Il est également indispensable pour les collectivités de s’entourer d’experts. « Au-delà de la connaissance intime que peut avoir tout élu de son tissu urbain, il doit être accompagné de professionnels du commerce, estime Jean-Sylvain Camus, consultant spécialiste en communication immobilière. Pour bâtir ensemble une vision stratégique de l’avenir de son centre-ville, et notamment comprendre qu’il ne peut mettre du commerce partout, mais doit au contraire raisonner et agir par centralités commerçantes. Jusqu’à avoir le courage d’admettre que certaines villes, qui en sont dépourvues, ne peuvent prétendre au déploiement commercial. »

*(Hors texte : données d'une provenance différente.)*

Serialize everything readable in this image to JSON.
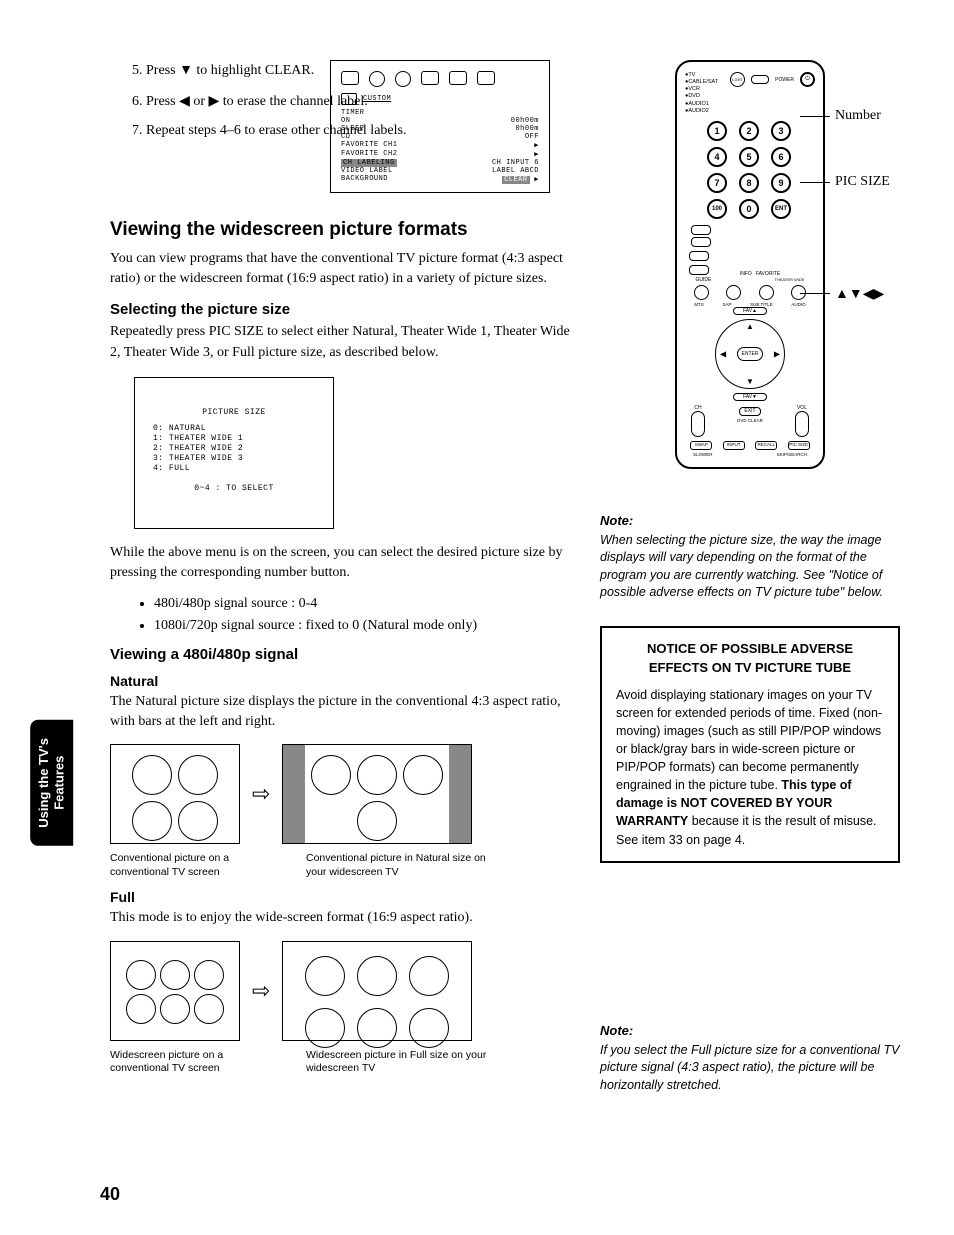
{
  "steps": {
    "s5_a": "Press ",
    "s5_b": " to highlight CLEAR.",
    "s6_a": "Press ",
    "s6_or": " or ",
    "s6_b": " to erase the channel label.",
    "s7": "Repeat steps 4–6 to erase other channel labels."
  },
  "osd": {
    "custom": "CUSTOM",
    "rows": [
      [
        "TIMER",
        ""
      ],
      [
        "  ON",
        "00h00m"
      ],
      [
        "  SLEEP",
        "0h00m"
      ],
      [
        "CD",
        "OFF"
      ],
      [
        "FAVORITE CH1",
        "▶"
      ],
      [
        "FAVORITE CH2",
        "▶"
      ],
      [
        "CH LABELING",
        "CH INPUT        6"
      ],
      [
        "VIDEO LABEL",
        "LABEL     ABCD"
      ],
      [
        "BACKGROUND",
        "CLEAR        ▶"
      ]
    ],
    "highlight_row": 6,
    "clear_row": 8
  },
  "section_heading": "Viewing the widescreen picture formats",
  "section_intro": "You can view programs that have the conventional TV picture format (4:3 aspect ratio) or the widescreen format (16:9 aspect ratio) in a variety of picture sizes.",
  "sub_selecting": "Selecting the picture size",
  "selecting_body": "Repeatedly press PIC SIZE to select either Natural, Theater Wide 1, Theater Wide 2, Theater Wide 3, or Full picture size, as described below.",
  "picsize_menu": {
    "title": "PICTURE  SIZE",
    "lines": [
      "0: NATURAL",
      "1: THEATER  WIDE    1",
      "2: THEATER  WIDE    2",
      "3: THEATER  WIDE    3",
      "4: FULL"
    ],
    "select": "0~4 : TO  SELECT"
  },
  "while_text": "While the above menu is on the screen, you can select the desired picture size by pressing the corresponding number button.",
  "bullets": [
    "480i/480p signal source    : 0-4",
    "1080i/720p signal source  : fixed to 0 (Natural mode only)"
  ],
  "sub_viewing": "Viewing a 480i/480p signal",
  "mode_natural": "Natural",
  "natural_body": "The Natural picture size displays the picture in the conventional 4:3 aspect ratio, with bars at the left and right.",
  "cap_nat_left": "Conventional picture on a conventional TV screen",
  "cap_nat_right": "Conventional picture in Natural size on your widescreen TV",
  "mode_full": "Full",
  "full_body": "This mode is to enjoy the wide-screen format (16:9 aspect ratio).",
  "cap_full_left": "Widescreen picture on a conventional TV screen",
  "cap_full_right": "Widescreen picture in Full size on your widescreen TV",
  "remote": {
    "modes": [
      "●TV",
      "●CABLE/SAT",
      "●VCR",
      "●DVD",
      "●AUDIO1",
      "●AUDIO2"
    ],
    "power": "POWER",
    "light_label": "LIGHT",
    "mode_btn": "MODE",
    "tvvcr_btn": "TV/VCR",
    "action_btn": "ACTION",
    "menu_btn": "MENU",
    "info_label": "INFO",
    "guide_label": "GUIDE",
    "favorite_label": "FAVORITE",
    "mts_label": "MTS",
    "sap_label": "SAP",
    "subtitle_label": "SUB TITLE",
    "audio_label": "AUDIO",
    "theater_label": "THEATER WIDE",
    "fav_up": "FAV▲",
    "fav_dn": "FAV▼",
    "enter": "ENTER",
    "ch": "CH",
    "vol": "VOL",
    "exit": "EXIT",
    "dvdclear": "DVD CLEAR",
    "bottom_btns": [
      "SWAP",
      "INPUT",
      "RECALL",
      "PIC SIZE"
    ],
    "slower": "SLOWER",
    "skipsearch": "SKIP/SEARCH",
    "numbers": [
      "1",
      "2",
      "3",
      "4",
      "5",
      "6",
      "7",
      "8",
      "9",
      "100",
      "0",
      "ENT"
    ],
    "callout_number": "Number",
    "callout_picsize": "PIC SIZE",
    "callout_arrows": "▲▼◀▶"
  },
  "note1_hdr": "Note:",
  "note1_body": "When selecting the picture size, the way the image displays will vary depending on the format of the program you are currently watching. See \"Notice of possible adverse effects on TV picture tube\" below.",
  "notice_title": "NOTICE OF POSSIBLE ADVERSE EFFECTS ON TV PICTURE TUBE",
  "notice_body_a": "Avoid displaying stationary images on your TV screen for extended periods of time. Fixed (non-moving) images (such as still PIP/POP windows or black/gray bars in wide-screen picture or PIP/POP formats) can become permanently engrained in the picture tube. ",
  "notice_body_bold": "This type of damage is NOT COVERED BY YOUR WARRANTY",
  "notice_body_b": " because it is the result of misuse. See item 33 on page 4.",
  "note2_hdr": "Note:",
  "note2_body": "If you select the Full picture size for a conventional TV picture signal (4:3 aspect ratio), the picture will be horizontally stretched.",
  "side_tab": "Using the TV's\nFeatures",
  "page_number": "40"
}
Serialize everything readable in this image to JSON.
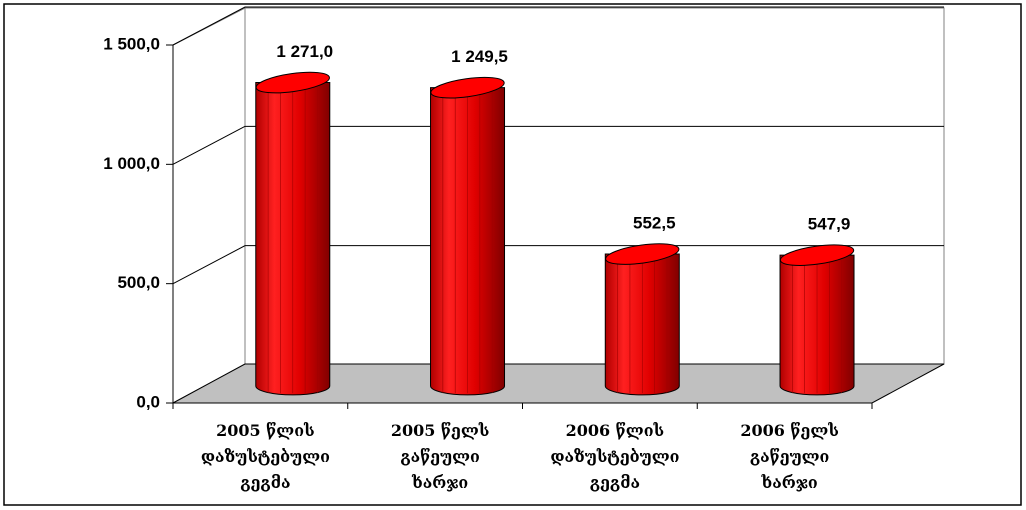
{
  "chart_data": {
    "type": "bar",
    "categories": [
      "2005 წლის\nდაზუსტებული\nგეგმა",
      "2005 წელს\nგაწეული\nხარჯი",
      "2006 წლის\nდაზუსტებული\nგეგმა",
      "2006 წელს\nგაწეული\nხარჯი"
    ],
    "values": [
      1271.0,
      1249.5,
      552.5,
      547.9
    ],
    "value_labels": [
      "1 271,0",
      "1 249,5",
      "552,5",
      "547,9"
    ],
    "color": "#ff0000",
    "ylim": [
      0,
      1500
    ],
    "yticks": [
      {
        "value": 0,
        "label": "0,0"
      },
      {
        "value": 500,
        "label": "500,0"
      },
      {
        "value": 1000,
        "label": "1 000,0"
      },
      {
        "value": 1500,
        "label": "1 500,0"
      }
    ],
    "grid": true
  }
}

Aussi investie que soit la Banque des Territoires avec ses 306 millions d’euros apportés aux budgets des futures foncières, auxquels s’ajoutent 500 millions d’euros de prêts, seule, elle ne pourra pas tout. Il s’agit de mobiliser aussi des contributeurs privés. Gontran Thüring, délégué général du Conseil national des centres commerciaux (CNCC), suggère de « faire appel à l’investissement local en sollicitant notamment les notables de la ville, qui ont de l’épargne à investir et sont d’autant plus susceptibles de soutenir les projets qu’ils concernent leur territoire, auquel ils sont attachés ». Soit les notaires, médecins, avocats, banquiers, assureurs et autres professions libérales constituant le « Rotary Club local ». « Le seul appui de la Banque des Territoires ne suffira pas si l’État n’accompagne pas ces initiatives de mesures fiscales incitatrices pour les occupants des locaux telles qu’exonération de taxes foncières ou de Tascom (taxe sur les surfaces commerciales)... », ajoute Jean-Sylvain Camus. Dans le même esprit, Gontran Thüring propose de faire profiter les investisseurs potentiels dans les futurs commerces « de bénéfices semblables, en matière d’économies d’impôts, que ceux accordés par la loi Pinel aux acquéreurs de logements neufs ».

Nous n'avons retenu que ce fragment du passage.